JABAR EKSPRES – Cuplikan puisi Kuburan Kami Ada Dimana-mana karya mendiang Chalik Hamid dalam pembukaan film dokumenter Eksil karya Lola Amaria langsung menyentuh dada dengan kehangatan nostalgia. Kuburan para eksil tersebar di berbagai negeri dan benua, menciptakan jejak yang sulit dihapuskan. Dalam film ini, Lola Amaria membawa kita menyelusuri kolektifitas trauma dan ketidakadilan yang dialami oleh 10 orang eksil Indonesia yang diasingkan di luar negeri karena dicap terkait dengan Partai Komunis Indonesia (PKI) pada era Orde Baru.”
Eksil: Jejak Menyakitkan Orde Baru
Film dokumenter Eksil, dengan durasi 119 menit, tidak hanya mengisahkan kisah hidup 10 orang eksil, tetapi juga menjadi refleksi mendalam atas bayang-bayang penguasa Orde Baru yang mewarnai masa lalu Indonesia. Para pemuda Indonesia yang semula berangkat dengan beasiswa ke Uni Soviet dan China pada masa pemerintahan Soekarno, harus menghadapi perubahan drastis ketika Soeharto naik takhta.
Pada era Orde Baru, label sebagai bagian dari PKI atau terkait dengan paham komunisme dianggap sebagai stigma serius. Film ini dengan apik menggambarkan bagaimana mereka yang dicap tanpa parameter objektif harus merasakan penderitaan, kehilangan hak dasar, dan bahkan kehilangan kepercayaan pada orang-orang terdekat.
Lola Amaria dan Gunawan Rahardja sebagai penulis film berhasil menyajikan kesaksian para eksil dengan kelembutan yang menusuk hati. Tanpa dramatisasi berlebihan, film ini membangun kekhawatiran akan kemungkinan kembalinya kediktatoran di Indonesia. Keadaan politik saat itu seolah menyatu dalam ingatan kolektif para eksil, memperdalam kepedihan yang mereka rasakan.
Humanisme dalam Narasi
Penyunting Shalahuddin Siregar dengan bijak menjaga kekompakan film, baik dari segi tata suara maupun ilustrasi. Minimalisasi ini memberikan ruang bagi aspek humanisme dalam kisah para eksil, yang sejatinya hanya menginginkan keadilan dan permintaan maaf dari penguasa negara. Namun, sayangnya, impian sederhana itu belum sepenuhnya terwujud bagi sebagian dari mereka.
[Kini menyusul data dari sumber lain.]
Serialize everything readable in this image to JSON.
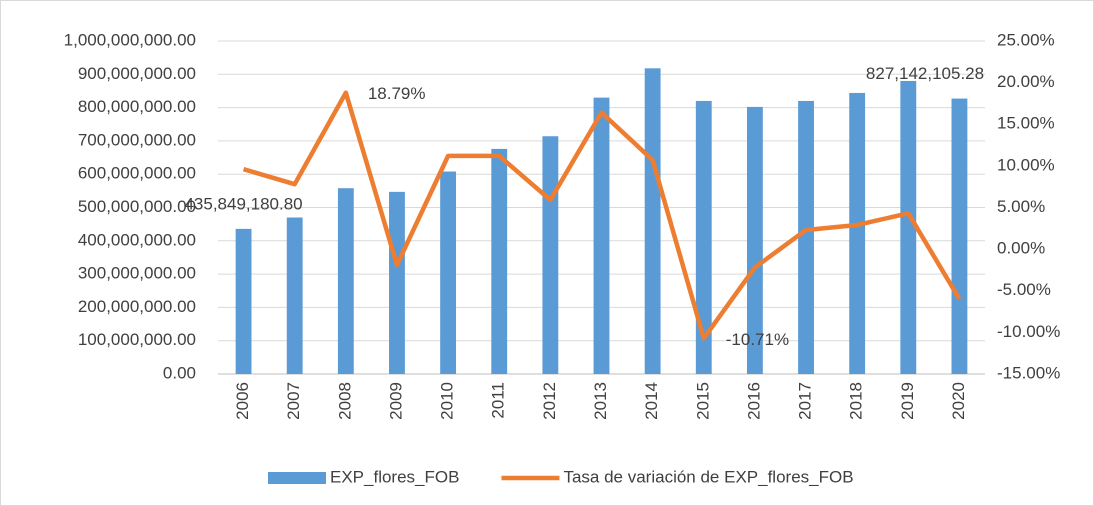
{
  "chart_data": {
    "type": "bar",
    "categories": [
      "2006",
      "2007",
      "2008",
      "2009",
      "2010",
      "2011",
      "2012",
      "2013",
      "2014",
      "2015",
      "2016",
      "2017",
      "2018",
      "2019",
      "2020"
    ],
    "series": [
      {
        "name": "EXP_flores_FOB",
        "type": "bar",
        "color": "#5b9bd5",
        "values": [
          435849180.8,
          470000000,
          558000000,
          547000000,
          608000000,
          676000000,
          714000000,
          830000000,
          918000000,
          820000000,
          802000000,
          820000000,
          844000000,
          880000000,
          827142105.28
        ],
        "value_labels": [
          "435,849,180.80",
          null,
          null,
          null,
          null,
          null,
          null,
          null,
          null,
          null,
          null,
          null,
          null,
          null,
          "827,142,105.28"
        ]
      },
      {
        "name": "Tasa de variación de EXP_flores_FOB",
        "type": "line",
        "axis": "y2",
        "color": "#ed7d31",
        "values": [
          9.6,
          7.8,
          18.79,
          -1.9,
          11.2,
          11.2,
          5.9,
          16.4,
          10.7,
          -10.71,
          -2.2,
          2.3,
          2.9,
          4.3,
          -6.0
        ],
        "value_labels": [
          null,
          null,
          "18.79%",
          null,
          null,
          null,
          null,
          null,
          null,
          "-10.71%",
          null,
          null,
          null,
          null,
          null
        ]
      }
    ],
    "ylim": [
      0,
      1000000000
    ],
    "yticks": [
      {
        "value": 0,
        "label": "0.00"
      },
      {
        "value": 100000000,
        "label": "100,000,000.00"
      },
      {
        "value": 200000000,
        "label": "200,000,000.00"
      },
      {
        "value": 300000000,
        "label": "300,000,000.00"
      },
      {
        "value": 400000000,
        "label": "400,000,000.00"
      },
      {
        "value": 500000000,
        "label": "500,000,000.00"
      },
      {
        "value": 600000000,
        "label": "600,000,000.00"
      },
      {
        "value": 700000000,
        "label": "700,000,000.00"
      },
      {
        "value": 800000000,
        "label": "800,000,000.00"
      },
      {
        "value": 900000000,
        "label": "900,000,000.00"
      },
      {
        "value": 1000000000,
        "label": "1,000,000,000.00"
      }
    ],
    "y2lim": [
      -15,
      25
    ],
    "y2ticks": [
      {
        "value": -15,
        "label": "-15.00%"
      },
      {
        "value": -10,
        "label": "-10.00%"
      },
      {
        "value": -5,
        "label": "-5.00%"
      },
      {
        "value": 0,
        "label": "0.00%"
      },
      {
        "value": 5,
        "label": "5.00%"
      },
      {
        "value": 10,
        "label": "10.00%"
      },
      {
        "value": 15,
        "label": "15.00%"
      },
      {
        "value": 20,
        "label": "20.00%"
      },
      {
        "value": 25,
        "label": "25.00%"
      }
    ],
    "grid": true,
    "legend": "bottom"
  }
}
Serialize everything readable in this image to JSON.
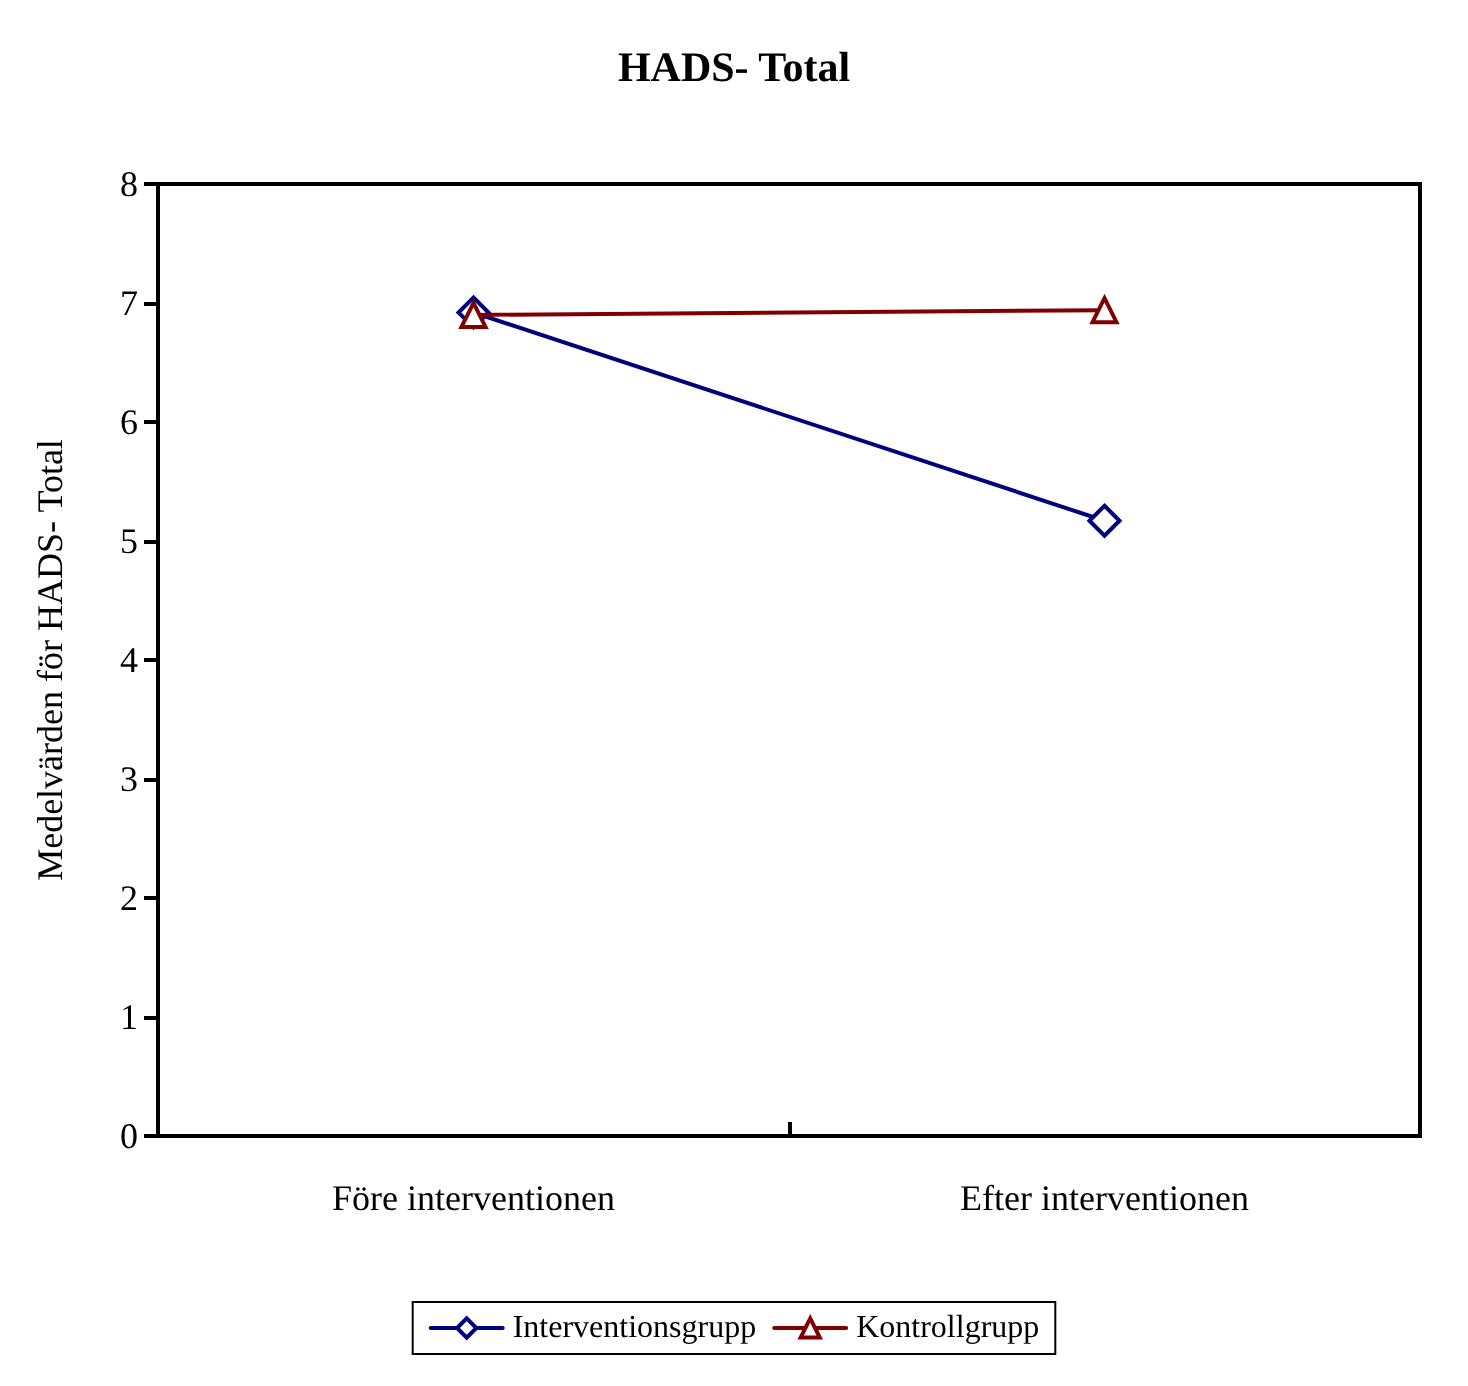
{
  "chart_data": {
    "type": "line",
    "title": "HADS- Total",
    "ylabel": "Medelvärden för HADS- Total",
    "categories": [
      "Före interventionen",
      "Efter interventionen"
    ],
    "series": [
      {
        "name": "Interventionsgrupp",
        "color": "#000080",
        "values": [
          6.92,
          5.17
        ],
        "marker": "diamond"
      },
      {
        "name": "Kontrollgrupp",
        "color": "#800000",
        "values": [
          6.9,
          6.94
        ],
        "marker": "triangle"
      }
    ],
    "ylim": [
      0,
      8
    ],
    "yticks": [
      0,
      1,
      2,
      3,
      4,
      5,
      6,
      7,
      8
    ],
    "grid": false,
    "legend": "bottom",
    "line_style": "solid"
  }
}
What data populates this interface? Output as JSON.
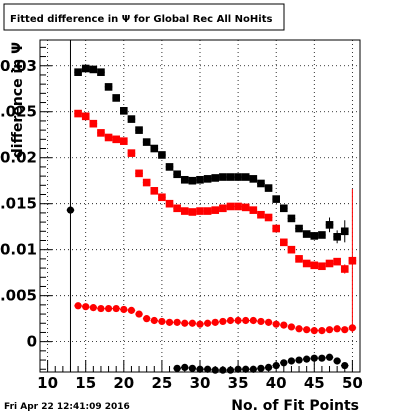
{
  "chart_data": {
    "type": "scatter",
    "title": "Fitted difference in Ψ  for Global Rec All NoHits",
    "xlabel": "No. of Fit Points",
    "ylabel": "difference in Ψ",
    "timestamp": "Fri Apr 22 12:41:09 2016",
    "xlim": [
      9,
      51
    ],
    "ylim": [
      -0.0033,
      0.0328
    ],
    "grid": true,
    "x_ticks": [
      10,
      15,
      20,
      25,
      30,
      35,
      40,
      45,
      50
    ],
    "x_tick_labels": [
      "10",
      "15",
      "20",
      "25",
      "30",
      "35",
      "40",
      "45",
      "50"
    ],
    "y_ticks": [
      0,
      0.005,
      0.01,
      0.015,
      0.02,
      0.025,
      0.03
    ],
    "y_tick_labels": [
      "0",
      "0.005",
      "0.01",
      "0.015",
      "0.02",
      "0.025",
      "0.03"
    ],
    "series": [
      {
        "marker": "square",
        "color": "#000000",
        "x": [
          14,
          15,
          16,
          17,
          18,
          19,
          20,
          21,
          22,
          23,
          24,
          25,
          26,
          27,
          28,
          29,
          30,
          31,
          32,
          33,
          34,
          35,
          36,
          37,
          38,
          39,
          40,
          41,
          42,
          43,
          44,
          45,
          46,
          47,
          48,
          49
        ],
        "y": [
          0.0293,
          0.0297,
          0.0296,
          0.0293,
          0.0277,
          0.0265,
          0.0251,
          0.0242,
          0.023,
          0.0217,
          0.021,
          0.0203,
          0.019,
          0.0182,
          0.0176,
          0.0175,
          0.0176,
          0.0177,
          0.0178,
          0.0179,
          0.0179,
          0.0179,
          0.0179,
          0.0177,
          0.0172,
          0.0167,
          0.0155,
          0.0145,
          0.0134,
          0.0123,
          0.0117,
          0.0115,
          0.0116,
          0.0127,
          0.0114,
          0.012
        ],
        "err": [
          0,
          0,
          0,
          0,
          0,
          0,
          0,
          0,
          0,
          0,
          0,
          0,
          0,
          0,
          0,
          0,
          0,
          0,
          0,
          0,
          0,
          0,
          0,
          0,
          0,
          0,
          0,
          0,
          0,
          0,
          0,
          0,
          0,
          0.0008,
          0.0007,
          0.0012
        ]
      },
      {
        "marker": "square",
        "color": "#ff0000",
        "x": [
          14,
          15,
          16,
          17,
          18,
          19,
          20,
          21,
          22,
          23,
          24,
          25,
          26,
          27,
          28,
          29,
          30,
          31,
          32,
          33,
          34,
          35,
          36,
          37,
          38,
          39,
          40,
          41,
          42,
          43,
          44,
          45,
          46,
          47,
          48,
          49,
          50
        ],
        "y": [
          0.0248,
          0.0245,
          0.0237,
          0.0227,
          0.0222,
          0.022,
          0.0218,
          0.0205,
          0.0183,
          0.0173,
          0.0164,
          0.0157,
          0.015,
          0.0145,
          0.0142,
          0.0141,
          0.0142,
          0.0142,
          0.0143,
          0.0145,
          0.0147,
          0.0147,
          0.0146,
          0.0143,
          0.0138,
          0.0135,
          0.0123,
          0.0108,
          0.01,
          0.009,
          0.0085,
          0.0083,
          0.0082,
          0.0085,
          0.0087,
          0.0079,
          0.0088
        ],
        "err": [
          0,
          0,
          0,
          0,
          0,
          0,
          0,
          0,
          0,
          0,
          0,
          0,
          0,
          0,
          0,
          0,
          0,
          0,
          0,
          0,
          0,
          0,
          0,
          0,
          0,
          0,
          0,
          0,
          0,
          0,
          0,
          0,
          0,
          0,
          0,
          0.0005,
          0.0078
        ]
      },
      {
        "marker": "circle",
        "color": "#ff0000",
        "x": [
          14,
          15,
          16,
          17,
          18,
          19,
          20,
          21,
          22,
          23,
          24,
          25,
          26,
          27,
          28,
          29,
          30,
          31,
          32,
          33,
          34,
          35,
          36,
          37,
          38,
          39,
          40,
          41,
          42,
          43,
          44,
          45,
          46,
          47,
          48,
          49,
          50
        ],
        "y": [
          0.0039,
          0.0038,
          0.0037,
          0.0036,
          0.0036,
          0.0036,
          0.0035,
          0.0034,
          0.003,
          0.0025,
          0.0023,
          0.0022,
          0.0021,
          0.0021,
          0.002,
          0.002,
          0.0019,
          0.002,
          0.0021,
          0.0022,
          0.0023,
          0.0023,
          0.0023,
          0.0023,
          0.0022,
          0.0021,
          0.0019,
          0.0018,
          0.0016,
          0.0014,
          0.0013,
          0.0012,
          0.0012,
          0.0013,
          0.0014,
          0.0013,
          0.0015
        ],
        "err": [
          0,
          0,
          0,
          0,
          0,
          0,
          0,
          0,
          0,
          0,
          0,
          0,
          0,
          0,
          0,
          0,
          0,
          0,
          0,
          0,
          0,
          0,
          0,
          0,
          0,
          0,
          0,
          0,
          0,
          0,
          0,
          0,
          0,
          0,
          0,
          0,
          0
        ]
      },
      {
        "marker": "circle",
        "color": "#000000",
        "x": [
          13,
          27,
          28,
          29,
          30,
          31,
          32,
          33,
          34,
          35,
          36,
          37,
          38,
          39,
          40,
          41,
          42,
          43,
          44,
          45,
          46,
          47,
          48,
          49
        ],
        "y": [
          0.0143,
          -0.0029,
          -0.0028,
          -0.0029,
          -0.003,
          -0.003,
          -0.0031,
          -0.0031,
          -0.0031,
          -0.003,
          -0.003,
          -0.003,
          -0.0029,
          -0.0028,
          -0.0026,
          -0.0023,
          -0.0021,
          -0.002,
          -0.0019,
          -0.0018,
          -0.0018,
          -0.0017,
          -0.0021,
          -0.0026
        ],
        "err": [
          0.036,
          0,
          0,
          0,
          0,
          0,
          0,
          0,
          0,
          0,
          0,
          0,
          0,
          0,
          0,
          0,
          0,
          0,
          0,
          0,
          0,
          0,
          0,
          0
        ]
      }
    ]
  }
}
Eksil bukan hanya sekadar menyampaikan kisah pahit, tetapi juga menjadi terima kasih kepada para eksil yang bersedia berbagi cerita. Alm. Asahan Aidit, Alm. Chalik Hamid, Alm. Kusian Budiman, Alm. Sardjio Mintardjo, Hartoni Ubes, I Gede Arka, Kartaprawira, Sarmadji, Tom Iljas, dan Waruno Mahdi adalah pahlawan yang layak diingat. Mereka yang telah berpulang, istirahatlah dengan tenang di kuburan abadi, sementara perjuangan mereka tetap hidup dalam kenangan.